Still, we did meet from time to time, at Bread Loaf, New York, or St. Louis, and kept in erratic touch by mail. For one reason or another, Jarvis and I never got out to the Sea Cliff house with the inadequate or nonexistent heating system which there was never enough money to repair. May was one of the most unmaterialistic people I know. Nunlike, she warmed and fed herself primarily with writing. A croissant a paté, the goodies I bought for her lunch when she came to see us in a borrowed apartment in Manhattan, seemed gustatory wonders to her. Some genius in the mysterious award-making machine of the MacArthur Foundation gave her a MacArthur in time for her and Zan to go to New Zealand, feel its warmth, and see its animals. The first taste of travel pleasures came in the nick of time.
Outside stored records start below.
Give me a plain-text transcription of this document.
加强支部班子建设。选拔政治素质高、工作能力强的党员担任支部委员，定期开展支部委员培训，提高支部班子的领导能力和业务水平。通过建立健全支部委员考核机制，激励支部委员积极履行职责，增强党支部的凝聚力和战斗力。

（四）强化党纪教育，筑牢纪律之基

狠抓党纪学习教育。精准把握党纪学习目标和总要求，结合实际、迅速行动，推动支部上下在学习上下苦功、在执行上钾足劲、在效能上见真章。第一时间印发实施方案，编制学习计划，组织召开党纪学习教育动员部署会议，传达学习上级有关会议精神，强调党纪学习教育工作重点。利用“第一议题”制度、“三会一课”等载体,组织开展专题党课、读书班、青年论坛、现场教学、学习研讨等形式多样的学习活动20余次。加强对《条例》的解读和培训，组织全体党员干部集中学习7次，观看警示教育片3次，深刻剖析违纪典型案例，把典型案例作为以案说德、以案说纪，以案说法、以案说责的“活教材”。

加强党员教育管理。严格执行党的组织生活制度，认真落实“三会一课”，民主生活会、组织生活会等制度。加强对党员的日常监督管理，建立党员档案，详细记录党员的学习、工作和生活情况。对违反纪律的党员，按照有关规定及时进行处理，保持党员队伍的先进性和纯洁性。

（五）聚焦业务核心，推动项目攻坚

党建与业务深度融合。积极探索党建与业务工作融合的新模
Her poems were often playful, as Marianne Moore's were often playful—in rhyming, in tone, in shape. Different as they are from each other, unique as is each poet's voice, it is as if the most minute detail of the visible world flowered for both of them with a brightness that lit up the dark personal feelings; or that the rich, exciting passage of discovery through external Creation continually brought to them both "good tidings of comfort and joy." Zan tells me that May particularly loved my poem "Letters from a Father," which contains a litany of birds, seen toward the morose and self-hating end of the father's life with the kind of love with which May saw them (and all nonhuman creatures) all her life. In my poem "the world," through the birds which come to a new bird feeder, slowly "woos its children back for an evening kiss."

That round, lined face, framed by an undeviating Dutch bob, its characteristic expression seeming to say, "I am precisely who I am; take me or leave me," will stay with us as long as we can keep our own memories. She was a wonderful woman, a wonderful poet.